Pioneer Award Address: Ignorance isn’t biased: Comments on receiving the Pioneer Award
ABSTRACT
Researchers ordinarily work by deriving testable hypotheses from theories using a deductive process. Hypothesis testing is inherently biased, however, because of the practical requirements of finding and publishing positive results. In contrast, ignorance isn’t biased. The combination of relevant new technology, sufficient mastery of the topic to know what is not yet known, and access to patients with rare but informative disorders sets the stage for discoveries about disease mechanisms based on induction from observations. Patient-oriented research is a strength of heart-brain medicine. Patients are a unique scientific resource because they tell us the truth. We experience the joy and thrill of a “sparkle of insight” when we realize what they teach.
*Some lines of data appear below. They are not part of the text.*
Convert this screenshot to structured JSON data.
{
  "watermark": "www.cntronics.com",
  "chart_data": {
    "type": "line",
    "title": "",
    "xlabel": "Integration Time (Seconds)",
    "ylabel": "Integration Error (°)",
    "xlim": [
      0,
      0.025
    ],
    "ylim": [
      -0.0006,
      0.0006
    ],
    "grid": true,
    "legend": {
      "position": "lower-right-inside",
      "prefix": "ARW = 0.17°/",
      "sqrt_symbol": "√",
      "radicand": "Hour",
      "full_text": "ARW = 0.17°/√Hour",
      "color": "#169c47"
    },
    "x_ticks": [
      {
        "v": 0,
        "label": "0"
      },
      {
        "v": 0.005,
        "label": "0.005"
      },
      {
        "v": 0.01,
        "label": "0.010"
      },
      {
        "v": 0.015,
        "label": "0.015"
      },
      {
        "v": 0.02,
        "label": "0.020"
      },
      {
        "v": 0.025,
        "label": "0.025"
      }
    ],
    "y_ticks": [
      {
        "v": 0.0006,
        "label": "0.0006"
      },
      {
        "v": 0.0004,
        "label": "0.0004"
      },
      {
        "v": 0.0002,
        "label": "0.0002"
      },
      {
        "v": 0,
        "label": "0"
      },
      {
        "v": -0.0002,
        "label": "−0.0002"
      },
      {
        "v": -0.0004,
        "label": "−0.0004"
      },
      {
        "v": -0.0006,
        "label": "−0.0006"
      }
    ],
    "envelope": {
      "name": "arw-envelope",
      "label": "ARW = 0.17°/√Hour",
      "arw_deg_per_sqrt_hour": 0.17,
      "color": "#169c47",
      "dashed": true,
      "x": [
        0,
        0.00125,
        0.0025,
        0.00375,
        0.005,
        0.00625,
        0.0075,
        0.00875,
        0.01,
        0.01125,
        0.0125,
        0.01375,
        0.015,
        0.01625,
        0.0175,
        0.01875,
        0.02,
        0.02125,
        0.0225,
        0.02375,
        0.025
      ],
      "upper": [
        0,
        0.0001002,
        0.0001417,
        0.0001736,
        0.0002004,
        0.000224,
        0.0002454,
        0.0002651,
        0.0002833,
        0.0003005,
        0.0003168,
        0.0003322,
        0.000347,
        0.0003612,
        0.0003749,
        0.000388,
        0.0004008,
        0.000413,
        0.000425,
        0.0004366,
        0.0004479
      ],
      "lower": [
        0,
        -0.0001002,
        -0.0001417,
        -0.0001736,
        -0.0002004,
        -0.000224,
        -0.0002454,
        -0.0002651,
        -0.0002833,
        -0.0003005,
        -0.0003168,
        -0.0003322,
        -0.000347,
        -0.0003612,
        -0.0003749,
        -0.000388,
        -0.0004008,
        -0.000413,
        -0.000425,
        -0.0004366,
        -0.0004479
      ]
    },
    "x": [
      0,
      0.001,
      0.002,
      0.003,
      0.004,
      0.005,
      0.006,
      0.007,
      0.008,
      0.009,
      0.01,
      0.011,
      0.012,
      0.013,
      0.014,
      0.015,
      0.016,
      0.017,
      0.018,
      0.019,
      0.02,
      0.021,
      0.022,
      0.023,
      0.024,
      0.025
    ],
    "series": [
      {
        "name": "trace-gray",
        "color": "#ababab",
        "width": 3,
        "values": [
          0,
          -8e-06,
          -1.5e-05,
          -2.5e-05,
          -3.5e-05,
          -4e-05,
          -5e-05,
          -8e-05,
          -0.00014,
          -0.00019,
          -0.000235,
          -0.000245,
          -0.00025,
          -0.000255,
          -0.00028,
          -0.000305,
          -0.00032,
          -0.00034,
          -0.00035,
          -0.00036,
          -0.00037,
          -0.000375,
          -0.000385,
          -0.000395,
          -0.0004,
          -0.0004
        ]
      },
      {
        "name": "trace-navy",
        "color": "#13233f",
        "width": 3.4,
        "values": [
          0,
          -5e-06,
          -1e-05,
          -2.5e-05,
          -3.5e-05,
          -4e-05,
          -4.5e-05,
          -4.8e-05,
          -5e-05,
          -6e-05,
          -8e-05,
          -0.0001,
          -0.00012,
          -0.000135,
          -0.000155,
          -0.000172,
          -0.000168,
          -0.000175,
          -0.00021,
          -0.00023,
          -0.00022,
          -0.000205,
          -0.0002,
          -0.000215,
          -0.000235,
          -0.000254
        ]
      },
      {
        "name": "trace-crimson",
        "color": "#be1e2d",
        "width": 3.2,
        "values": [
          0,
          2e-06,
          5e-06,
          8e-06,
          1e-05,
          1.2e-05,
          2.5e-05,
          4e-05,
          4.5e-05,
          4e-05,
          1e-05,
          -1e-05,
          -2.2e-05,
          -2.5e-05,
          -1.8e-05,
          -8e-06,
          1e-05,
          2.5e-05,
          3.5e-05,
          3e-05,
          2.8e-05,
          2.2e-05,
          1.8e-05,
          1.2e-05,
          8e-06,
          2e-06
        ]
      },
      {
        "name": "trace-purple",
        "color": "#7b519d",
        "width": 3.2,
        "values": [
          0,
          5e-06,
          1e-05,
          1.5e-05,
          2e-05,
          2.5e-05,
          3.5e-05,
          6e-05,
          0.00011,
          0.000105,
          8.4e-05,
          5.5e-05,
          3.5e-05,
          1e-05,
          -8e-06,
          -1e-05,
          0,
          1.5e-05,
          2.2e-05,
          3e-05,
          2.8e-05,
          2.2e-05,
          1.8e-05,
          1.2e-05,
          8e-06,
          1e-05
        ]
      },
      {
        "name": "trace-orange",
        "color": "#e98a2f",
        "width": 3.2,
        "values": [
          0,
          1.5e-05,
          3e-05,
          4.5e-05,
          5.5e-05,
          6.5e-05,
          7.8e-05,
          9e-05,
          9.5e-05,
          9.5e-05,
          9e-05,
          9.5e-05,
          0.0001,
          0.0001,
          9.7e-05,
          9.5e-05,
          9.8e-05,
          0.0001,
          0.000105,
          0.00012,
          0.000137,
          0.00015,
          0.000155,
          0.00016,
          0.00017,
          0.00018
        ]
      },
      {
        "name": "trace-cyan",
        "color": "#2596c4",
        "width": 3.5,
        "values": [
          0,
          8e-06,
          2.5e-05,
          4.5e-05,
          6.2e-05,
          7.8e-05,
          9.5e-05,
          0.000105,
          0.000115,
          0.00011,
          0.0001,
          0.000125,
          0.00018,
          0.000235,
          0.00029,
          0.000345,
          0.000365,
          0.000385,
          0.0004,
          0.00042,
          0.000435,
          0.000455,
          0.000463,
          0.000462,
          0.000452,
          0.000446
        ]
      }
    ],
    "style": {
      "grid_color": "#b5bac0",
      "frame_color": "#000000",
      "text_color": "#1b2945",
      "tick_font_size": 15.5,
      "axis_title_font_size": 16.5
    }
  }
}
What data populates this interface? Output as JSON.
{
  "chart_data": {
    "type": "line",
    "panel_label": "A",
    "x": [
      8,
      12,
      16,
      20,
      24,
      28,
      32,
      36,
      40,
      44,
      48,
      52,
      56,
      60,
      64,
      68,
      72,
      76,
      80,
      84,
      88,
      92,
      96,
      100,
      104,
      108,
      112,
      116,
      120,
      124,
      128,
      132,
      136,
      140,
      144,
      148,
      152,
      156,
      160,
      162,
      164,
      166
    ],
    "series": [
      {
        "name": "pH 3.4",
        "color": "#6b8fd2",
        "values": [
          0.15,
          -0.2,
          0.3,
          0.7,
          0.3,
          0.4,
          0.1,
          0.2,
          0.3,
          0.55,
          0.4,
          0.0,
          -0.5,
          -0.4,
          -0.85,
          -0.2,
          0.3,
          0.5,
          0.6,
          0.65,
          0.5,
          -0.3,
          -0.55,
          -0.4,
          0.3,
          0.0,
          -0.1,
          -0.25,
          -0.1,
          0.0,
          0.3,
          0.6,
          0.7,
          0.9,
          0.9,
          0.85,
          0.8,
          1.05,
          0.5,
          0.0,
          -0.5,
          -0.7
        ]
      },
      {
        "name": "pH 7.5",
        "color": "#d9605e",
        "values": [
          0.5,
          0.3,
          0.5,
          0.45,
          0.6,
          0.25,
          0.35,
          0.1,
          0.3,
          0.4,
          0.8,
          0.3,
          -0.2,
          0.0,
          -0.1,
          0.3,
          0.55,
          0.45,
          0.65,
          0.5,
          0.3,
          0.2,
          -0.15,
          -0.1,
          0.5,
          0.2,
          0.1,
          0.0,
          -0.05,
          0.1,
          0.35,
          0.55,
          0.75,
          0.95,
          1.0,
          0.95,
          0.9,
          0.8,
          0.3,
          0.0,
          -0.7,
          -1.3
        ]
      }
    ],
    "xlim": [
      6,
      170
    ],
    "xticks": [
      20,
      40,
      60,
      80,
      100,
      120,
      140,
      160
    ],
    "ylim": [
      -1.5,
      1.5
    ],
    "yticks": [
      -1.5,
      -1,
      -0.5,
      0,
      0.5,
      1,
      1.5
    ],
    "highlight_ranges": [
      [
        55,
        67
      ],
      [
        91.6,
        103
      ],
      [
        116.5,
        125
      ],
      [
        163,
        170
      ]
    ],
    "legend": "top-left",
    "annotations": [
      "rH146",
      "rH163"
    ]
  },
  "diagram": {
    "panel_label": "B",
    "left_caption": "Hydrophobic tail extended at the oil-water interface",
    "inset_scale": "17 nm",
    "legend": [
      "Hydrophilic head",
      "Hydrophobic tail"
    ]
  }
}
Beyond a brain disease: Seeing PD as a heart-brain disorder
More than 50 neuroimaging studies since our original report have agreed remarkably consistently on the association between PD and loss of sympathetic nerves in the heart; moreover, postmortem pathology studies have amply confirmed that a profound loss of cardiac sympathetic nerves is characteristic of PD.16 I have yet to come across a single patient with PD and orthostatic hypotension who has not had cardiac sympathetic denervation, and virtually all patients with PD who do not have orthostatic hypotension seem to have at least partial loss of cardiac sympathetic nerves.
Considering that the source of those nerves is the ganglia, which lie outside the central nervous system, PD must be more than a brain disease and more than a movement disorder. It must also be a disease of the sympathetic nerves in the heart, a form of a dysautonomia, and a heart-brain disorder.
The role of catecholamines: Another discovery born of unbiased ignorance
Almost a half century ago, Hornykiewicz and colleagues made the pivotal discovery that PD features loss of dopamine in the nigrostriatal system in the brain.18 Given the cardiac sympathetic denervation, PD might be a disease of catecholamine systems both inside and outside the central nervous system—dopamine in the nigrostriatal system, and norepinephrine in the sympathetic nerves of the heart.
Then what of the third catecholamine, adrenaline, in PD? Plasma levels of adrenaline and of its metabolite, metanephrine, are normal in PD, even in patients who have PD and orthostatic hypotension, which involves loss of norepinephrine-producing nerves not only in the heart but in other organs.19 What is different about the adrenaline-producing cells in the medulla (from the Latin for “marrow”) of the adrenal glands atop each kidney? Why aren’t these catecholamine-producing cells also lost in PD?
I have some ideas in mind but won’t go into them here. The point is that the discovery of normal adrenaline-producing cells in PD, despite loss of cells producing the other catecholamines, was not based on my testing a hypothesis. It was a discovery born of ignorance, and because ignorance isn’t biased, that discovery points to the truth. Whatever the eventual explanation for the specific pattern of catecholamine cell loss in PD, it cannot refute the discovery itself.
HOW DISCOVERIES ARISE: AN APPLIED EXERCISE FOR READERS
PAF is a rare disease, and I have only studied several cases with high-resolution PET scanning of the brain, but so far they have all had this unexpected, unpredicted finding of loss of dopaminergic neurons in the substantia nigra.20
What does this pattern mean? If PAF patients have just as much loss of nigral neurons as PD patients do, and if PAF patients do not have parkinsonism, then the movement disorder in PD cannot result from loss of the dopamine neurons in the substantia nigra per se. Instead, the movement disorder in PD seems to come from loss of the dopaminergic terminals in the striatum.
How can PAF patients have normal dopamine terminals in the putamen when the number of dopaminergic cell bodies is severely reduced? Somehow, PAF patients must be able to sprout new terminals, even as they lose the cell bodies. Maybe if we knew how PAF patients do this, we would have a way to treat or even prevent PD.
How do PAF patients maintain normal dopamine terminals as the cell bodies die off? No one knows. Until now, no one thought of asking such a question. No one hypothesized that this discovery would be made, but it was. And because ignorance isn’t biased, we have put our finger on the truth. By keeping in mind what isn’t known, we could see what wasn’t there. Now we can begin to think of what to look for next.